Peugeot RC Z will be built | CAR Magazine

Peugeot RC Z will be built

Published: 24 April 2008 Updated: 26 January 2015

The Peugeot RC Z has been confirmed for production. After claims about gauging public reaction, and teasing us with drives in a concept car that felt production-ready, the French manufacturer has done the decent thing and decided to build the RC Z.

The production model will be shown at the 2009 Frankfurt show, two years after the concept was first unveiled. Sales will start in spring 2010 and Peugeot is promising that ‘specification of the production model will be based on the key features of the RC Z concept car’.

Just what does that mean for the Peugeot RC Z concept?

Expect the looks to remain all but identical. Peugeot is already offering RC Z-inspired grilles on the 308 and the company hopes the curvy glass rear screen will make production. On the concept it was made from Perspex but those clever Peugeot engineers have figured out how to make a glass version. But the double-bubble screen corrupts vision, and along with cost considerations that may be enough to rule out the fancy rear screen. It’s safe to say it will also be a shock if the carbonfibre roof survives.

The concept produced 218bhp from its 1.6-litre turbocharged engine although Peugeot is worried about the production feasibility of such a high output. But Mini has squeezed 208bhp from the same engine for the John Cooper Works cars so expect 200bhp-plus in the production cars, plus detuned versions and diesels.

What about underneath that fancy French bodywork?

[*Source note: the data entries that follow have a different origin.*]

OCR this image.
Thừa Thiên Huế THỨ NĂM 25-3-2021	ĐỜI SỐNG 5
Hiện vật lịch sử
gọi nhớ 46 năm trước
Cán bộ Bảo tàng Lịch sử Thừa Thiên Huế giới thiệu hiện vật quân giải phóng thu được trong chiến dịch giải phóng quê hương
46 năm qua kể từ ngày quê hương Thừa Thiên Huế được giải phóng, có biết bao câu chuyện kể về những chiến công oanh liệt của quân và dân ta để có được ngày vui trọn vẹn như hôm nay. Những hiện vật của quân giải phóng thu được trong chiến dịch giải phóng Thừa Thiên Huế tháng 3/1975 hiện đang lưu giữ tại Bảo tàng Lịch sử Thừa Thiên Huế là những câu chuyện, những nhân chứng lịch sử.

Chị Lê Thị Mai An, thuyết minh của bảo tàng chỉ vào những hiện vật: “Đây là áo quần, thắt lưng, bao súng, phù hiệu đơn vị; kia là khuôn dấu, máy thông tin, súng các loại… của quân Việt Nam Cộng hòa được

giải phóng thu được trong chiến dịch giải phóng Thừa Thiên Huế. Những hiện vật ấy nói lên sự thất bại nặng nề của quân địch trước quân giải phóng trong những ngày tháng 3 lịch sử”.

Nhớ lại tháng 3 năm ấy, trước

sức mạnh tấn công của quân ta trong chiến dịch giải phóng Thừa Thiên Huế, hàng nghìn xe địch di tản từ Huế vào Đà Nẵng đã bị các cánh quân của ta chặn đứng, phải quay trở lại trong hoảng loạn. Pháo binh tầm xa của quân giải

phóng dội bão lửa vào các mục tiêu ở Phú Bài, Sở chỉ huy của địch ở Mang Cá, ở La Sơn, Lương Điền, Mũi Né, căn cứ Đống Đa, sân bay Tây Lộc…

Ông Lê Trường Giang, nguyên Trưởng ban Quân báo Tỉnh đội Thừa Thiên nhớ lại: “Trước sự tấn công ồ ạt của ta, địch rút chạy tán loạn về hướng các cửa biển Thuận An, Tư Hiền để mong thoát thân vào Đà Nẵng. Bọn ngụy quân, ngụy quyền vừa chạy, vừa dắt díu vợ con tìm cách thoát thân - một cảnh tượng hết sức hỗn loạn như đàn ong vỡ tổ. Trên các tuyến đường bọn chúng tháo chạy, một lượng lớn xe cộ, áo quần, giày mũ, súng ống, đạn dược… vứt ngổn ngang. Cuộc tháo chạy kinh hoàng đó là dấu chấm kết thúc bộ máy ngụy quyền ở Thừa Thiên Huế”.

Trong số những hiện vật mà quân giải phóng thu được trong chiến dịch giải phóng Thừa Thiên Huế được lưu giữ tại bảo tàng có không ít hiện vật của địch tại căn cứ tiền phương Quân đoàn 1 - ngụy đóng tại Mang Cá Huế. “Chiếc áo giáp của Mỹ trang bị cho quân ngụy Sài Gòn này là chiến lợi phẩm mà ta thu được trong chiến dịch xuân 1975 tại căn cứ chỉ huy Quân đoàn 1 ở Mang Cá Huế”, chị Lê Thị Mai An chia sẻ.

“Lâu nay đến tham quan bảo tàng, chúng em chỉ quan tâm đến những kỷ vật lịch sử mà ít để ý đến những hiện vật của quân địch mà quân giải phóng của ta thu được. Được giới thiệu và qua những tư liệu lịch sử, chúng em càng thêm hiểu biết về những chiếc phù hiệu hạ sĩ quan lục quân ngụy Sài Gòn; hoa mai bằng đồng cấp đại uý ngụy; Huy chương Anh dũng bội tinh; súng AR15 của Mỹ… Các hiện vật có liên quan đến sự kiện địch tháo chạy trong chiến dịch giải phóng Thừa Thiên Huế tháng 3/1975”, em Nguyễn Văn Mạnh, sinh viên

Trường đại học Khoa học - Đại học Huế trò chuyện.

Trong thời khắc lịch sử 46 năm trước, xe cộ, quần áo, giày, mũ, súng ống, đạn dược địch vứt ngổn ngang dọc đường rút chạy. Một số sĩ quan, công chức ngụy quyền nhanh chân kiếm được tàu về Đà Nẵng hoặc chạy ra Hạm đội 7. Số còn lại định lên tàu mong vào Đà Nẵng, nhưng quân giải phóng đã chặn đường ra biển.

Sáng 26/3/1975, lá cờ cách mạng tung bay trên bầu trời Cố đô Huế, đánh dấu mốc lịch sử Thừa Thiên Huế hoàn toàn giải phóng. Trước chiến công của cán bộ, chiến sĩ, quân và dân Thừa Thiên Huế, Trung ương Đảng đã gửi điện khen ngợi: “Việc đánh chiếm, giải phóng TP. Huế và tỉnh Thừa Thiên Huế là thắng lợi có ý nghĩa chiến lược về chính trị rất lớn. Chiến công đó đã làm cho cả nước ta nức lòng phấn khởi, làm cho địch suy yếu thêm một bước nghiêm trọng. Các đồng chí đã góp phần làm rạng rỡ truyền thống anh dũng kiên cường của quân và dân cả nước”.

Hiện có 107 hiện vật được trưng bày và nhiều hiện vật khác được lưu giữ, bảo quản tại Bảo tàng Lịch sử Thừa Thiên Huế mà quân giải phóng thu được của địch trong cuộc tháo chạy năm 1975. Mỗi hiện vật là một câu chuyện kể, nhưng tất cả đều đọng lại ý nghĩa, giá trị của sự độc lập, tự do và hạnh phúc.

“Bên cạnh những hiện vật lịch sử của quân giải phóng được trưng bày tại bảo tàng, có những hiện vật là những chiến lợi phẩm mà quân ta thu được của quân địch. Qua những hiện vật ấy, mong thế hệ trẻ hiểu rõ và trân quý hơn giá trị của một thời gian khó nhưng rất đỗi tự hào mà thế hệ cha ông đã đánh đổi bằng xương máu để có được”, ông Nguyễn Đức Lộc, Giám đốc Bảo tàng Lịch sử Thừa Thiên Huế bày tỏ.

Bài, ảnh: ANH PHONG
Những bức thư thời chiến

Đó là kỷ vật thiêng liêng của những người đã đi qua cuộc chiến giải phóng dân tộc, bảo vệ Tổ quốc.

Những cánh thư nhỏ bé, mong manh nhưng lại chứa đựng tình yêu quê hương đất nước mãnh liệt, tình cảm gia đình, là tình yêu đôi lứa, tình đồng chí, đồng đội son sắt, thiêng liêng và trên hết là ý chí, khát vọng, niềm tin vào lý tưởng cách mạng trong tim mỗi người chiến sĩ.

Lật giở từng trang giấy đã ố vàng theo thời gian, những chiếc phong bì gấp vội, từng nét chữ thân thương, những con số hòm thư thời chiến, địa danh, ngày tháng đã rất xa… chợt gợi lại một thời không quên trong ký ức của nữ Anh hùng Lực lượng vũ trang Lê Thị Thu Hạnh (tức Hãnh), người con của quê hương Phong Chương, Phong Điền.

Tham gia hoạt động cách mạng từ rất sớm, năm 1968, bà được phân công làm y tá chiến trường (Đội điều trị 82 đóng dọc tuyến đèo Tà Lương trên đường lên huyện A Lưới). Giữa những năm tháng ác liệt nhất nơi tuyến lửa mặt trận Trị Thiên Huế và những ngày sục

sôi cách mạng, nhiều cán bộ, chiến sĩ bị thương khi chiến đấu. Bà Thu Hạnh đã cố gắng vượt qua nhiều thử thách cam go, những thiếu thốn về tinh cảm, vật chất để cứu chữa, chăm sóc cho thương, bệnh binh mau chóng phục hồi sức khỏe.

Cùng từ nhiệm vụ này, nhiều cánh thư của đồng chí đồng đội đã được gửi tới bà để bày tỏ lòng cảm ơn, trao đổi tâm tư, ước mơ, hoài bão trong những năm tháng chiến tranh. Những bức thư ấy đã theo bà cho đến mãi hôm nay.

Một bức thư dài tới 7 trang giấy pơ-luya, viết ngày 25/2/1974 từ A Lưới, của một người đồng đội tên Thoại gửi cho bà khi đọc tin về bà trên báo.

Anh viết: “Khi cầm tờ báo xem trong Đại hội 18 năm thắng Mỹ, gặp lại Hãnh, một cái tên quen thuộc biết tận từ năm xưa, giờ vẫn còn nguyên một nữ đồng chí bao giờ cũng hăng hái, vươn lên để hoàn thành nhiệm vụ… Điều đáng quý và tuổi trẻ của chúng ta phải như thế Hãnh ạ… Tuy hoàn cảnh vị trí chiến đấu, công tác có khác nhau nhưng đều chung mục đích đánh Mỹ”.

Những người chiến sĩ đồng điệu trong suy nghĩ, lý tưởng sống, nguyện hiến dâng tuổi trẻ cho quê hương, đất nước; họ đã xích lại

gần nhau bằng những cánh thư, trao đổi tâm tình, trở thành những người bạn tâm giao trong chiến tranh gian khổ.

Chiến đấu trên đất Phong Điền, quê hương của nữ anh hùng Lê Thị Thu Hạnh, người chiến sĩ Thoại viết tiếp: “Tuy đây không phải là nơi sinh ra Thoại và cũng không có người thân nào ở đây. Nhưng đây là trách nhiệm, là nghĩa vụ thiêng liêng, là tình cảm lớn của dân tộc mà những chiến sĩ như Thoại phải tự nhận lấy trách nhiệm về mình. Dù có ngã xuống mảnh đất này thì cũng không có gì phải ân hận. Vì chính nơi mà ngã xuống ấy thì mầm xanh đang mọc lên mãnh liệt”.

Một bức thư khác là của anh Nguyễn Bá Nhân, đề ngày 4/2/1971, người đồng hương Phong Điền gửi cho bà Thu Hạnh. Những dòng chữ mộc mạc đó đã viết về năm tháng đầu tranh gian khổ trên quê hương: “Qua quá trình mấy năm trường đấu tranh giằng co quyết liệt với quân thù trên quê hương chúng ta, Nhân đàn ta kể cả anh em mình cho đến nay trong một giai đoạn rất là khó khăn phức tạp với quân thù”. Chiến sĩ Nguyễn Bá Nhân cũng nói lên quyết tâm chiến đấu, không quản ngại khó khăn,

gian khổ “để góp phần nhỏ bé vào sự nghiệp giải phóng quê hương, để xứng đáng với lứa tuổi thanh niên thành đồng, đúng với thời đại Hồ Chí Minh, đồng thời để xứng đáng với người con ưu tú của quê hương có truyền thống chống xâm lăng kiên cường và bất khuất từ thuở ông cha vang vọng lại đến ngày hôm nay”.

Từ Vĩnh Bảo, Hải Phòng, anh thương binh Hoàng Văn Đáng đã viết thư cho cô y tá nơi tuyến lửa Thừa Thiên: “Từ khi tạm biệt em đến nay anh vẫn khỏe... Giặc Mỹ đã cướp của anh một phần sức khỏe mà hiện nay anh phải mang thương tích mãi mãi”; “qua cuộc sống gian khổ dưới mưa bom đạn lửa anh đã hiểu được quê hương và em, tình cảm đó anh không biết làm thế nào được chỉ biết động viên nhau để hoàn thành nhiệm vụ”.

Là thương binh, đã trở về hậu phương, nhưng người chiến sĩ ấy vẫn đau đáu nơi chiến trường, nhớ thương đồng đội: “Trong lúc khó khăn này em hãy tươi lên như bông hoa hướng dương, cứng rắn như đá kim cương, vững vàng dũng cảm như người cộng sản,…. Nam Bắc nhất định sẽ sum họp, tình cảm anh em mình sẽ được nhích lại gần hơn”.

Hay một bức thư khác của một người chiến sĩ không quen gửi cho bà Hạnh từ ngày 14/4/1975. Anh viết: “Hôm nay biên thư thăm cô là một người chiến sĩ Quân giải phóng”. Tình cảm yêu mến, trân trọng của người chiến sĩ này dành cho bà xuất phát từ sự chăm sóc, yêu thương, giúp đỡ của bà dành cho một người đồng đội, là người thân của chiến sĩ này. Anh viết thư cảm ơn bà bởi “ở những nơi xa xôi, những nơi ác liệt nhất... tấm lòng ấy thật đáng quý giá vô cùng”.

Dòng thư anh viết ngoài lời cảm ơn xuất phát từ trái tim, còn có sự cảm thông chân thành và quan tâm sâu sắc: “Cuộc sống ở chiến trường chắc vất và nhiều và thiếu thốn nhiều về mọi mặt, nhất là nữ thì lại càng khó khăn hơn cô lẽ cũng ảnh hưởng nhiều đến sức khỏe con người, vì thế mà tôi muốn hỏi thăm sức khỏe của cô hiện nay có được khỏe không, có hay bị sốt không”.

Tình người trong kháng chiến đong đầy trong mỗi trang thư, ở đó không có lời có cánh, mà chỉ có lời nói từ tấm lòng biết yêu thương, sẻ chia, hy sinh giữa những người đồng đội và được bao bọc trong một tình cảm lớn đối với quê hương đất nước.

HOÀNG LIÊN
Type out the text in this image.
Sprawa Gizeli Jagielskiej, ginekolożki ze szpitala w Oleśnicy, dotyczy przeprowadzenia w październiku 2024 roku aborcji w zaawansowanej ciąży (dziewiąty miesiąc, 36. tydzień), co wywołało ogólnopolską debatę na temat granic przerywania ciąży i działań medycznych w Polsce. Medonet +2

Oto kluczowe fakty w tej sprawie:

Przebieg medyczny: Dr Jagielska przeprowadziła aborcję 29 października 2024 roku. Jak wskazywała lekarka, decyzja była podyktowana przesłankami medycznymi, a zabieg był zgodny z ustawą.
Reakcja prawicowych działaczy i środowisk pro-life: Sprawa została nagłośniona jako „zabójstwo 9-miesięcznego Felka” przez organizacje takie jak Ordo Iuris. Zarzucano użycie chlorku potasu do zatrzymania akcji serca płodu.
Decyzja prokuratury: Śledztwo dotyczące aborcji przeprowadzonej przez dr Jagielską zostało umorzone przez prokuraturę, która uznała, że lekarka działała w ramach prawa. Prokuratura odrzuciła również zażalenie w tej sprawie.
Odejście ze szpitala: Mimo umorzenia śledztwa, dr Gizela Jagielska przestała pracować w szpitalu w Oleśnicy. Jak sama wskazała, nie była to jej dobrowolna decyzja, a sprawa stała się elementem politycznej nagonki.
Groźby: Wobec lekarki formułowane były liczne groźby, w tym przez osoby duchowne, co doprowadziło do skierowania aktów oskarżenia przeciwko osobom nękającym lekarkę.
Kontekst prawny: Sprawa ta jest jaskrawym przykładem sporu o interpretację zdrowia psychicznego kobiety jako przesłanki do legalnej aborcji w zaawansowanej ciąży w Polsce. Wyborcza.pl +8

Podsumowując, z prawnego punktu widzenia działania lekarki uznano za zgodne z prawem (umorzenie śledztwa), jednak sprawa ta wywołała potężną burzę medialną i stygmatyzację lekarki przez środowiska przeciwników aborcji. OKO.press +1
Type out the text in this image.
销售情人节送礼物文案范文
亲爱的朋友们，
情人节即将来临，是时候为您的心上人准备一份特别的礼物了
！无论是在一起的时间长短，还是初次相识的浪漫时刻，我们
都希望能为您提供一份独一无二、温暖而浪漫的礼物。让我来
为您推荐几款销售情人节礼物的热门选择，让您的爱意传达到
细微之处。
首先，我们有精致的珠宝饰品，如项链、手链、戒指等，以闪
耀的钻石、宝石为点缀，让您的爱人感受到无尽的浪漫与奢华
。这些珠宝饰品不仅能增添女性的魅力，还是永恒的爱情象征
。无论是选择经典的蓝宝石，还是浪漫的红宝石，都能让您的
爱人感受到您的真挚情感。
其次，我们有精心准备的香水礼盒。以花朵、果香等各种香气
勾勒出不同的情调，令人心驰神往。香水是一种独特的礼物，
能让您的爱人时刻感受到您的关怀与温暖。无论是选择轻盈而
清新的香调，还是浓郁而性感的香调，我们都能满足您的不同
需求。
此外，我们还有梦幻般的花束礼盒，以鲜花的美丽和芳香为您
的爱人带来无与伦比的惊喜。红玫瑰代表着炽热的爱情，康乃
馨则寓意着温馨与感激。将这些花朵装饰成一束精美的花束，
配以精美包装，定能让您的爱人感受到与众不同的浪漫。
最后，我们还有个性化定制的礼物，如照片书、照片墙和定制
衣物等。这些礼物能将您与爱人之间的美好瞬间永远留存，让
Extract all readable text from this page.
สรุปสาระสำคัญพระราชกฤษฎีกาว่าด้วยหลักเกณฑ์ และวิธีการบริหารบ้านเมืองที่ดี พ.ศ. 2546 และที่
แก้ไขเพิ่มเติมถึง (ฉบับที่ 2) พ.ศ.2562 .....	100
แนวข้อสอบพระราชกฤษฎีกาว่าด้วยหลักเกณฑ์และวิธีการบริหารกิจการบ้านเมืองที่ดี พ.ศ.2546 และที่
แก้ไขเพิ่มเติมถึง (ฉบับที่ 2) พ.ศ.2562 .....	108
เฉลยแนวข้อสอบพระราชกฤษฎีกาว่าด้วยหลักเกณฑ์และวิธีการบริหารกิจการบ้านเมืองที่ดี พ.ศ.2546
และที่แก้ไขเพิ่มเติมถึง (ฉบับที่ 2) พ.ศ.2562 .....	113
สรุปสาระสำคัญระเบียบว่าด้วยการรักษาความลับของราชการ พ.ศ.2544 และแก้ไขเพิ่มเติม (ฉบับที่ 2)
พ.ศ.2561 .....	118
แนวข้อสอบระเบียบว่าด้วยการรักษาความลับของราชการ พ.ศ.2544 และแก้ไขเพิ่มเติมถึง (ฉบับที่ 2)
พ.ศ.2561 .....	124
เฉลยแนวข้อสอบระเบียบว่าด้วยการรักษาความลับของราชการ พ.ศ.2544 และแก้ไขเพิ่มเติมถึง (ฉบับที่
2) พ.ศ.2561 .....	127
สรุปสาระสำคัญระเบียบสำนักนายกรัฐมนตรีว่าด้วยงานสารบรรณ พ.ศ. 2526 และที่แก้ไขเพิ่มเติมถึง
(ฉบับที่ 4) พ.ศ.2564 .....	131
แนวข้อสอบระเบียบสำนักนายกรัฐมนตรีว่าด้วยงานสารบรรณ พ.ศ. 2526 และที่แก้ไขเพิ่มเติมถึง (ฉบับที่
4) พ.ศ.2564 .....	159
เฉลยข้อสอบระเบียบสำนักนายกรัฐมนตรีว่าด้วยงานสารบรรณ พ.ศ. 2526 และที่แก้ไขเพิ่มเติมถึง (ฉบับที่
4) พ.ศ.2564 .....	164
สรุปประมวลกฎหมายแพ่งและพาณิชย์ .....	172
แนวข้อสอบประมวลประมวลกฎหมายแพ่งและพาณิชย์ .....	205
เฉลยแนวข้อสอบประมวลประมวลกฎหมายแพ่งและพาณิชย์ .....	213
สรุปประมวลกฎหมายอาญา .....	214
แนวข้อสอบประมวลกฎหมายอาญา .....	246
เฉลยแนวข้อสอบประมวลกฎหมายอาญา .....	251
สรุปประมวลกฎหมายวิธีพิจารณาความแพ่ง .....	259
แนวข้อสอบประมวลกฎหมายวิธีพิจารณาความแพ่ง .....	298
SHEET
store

The RC Z’s platform is 308, which means struts at the front and a torsion beam at the rear. There will be a widened track and to disguise the MPV-esque roots of the 308 you’ll sit about 6cm lower.

The concept car’s interior was basically lifted from the 308, but we hope Peugeot ditches the overly large steering wheel and that rather chintzy clock. The two rear seats will no doubt remain useless, though the boot holds a decent 415 litres. Prices should start from £19k.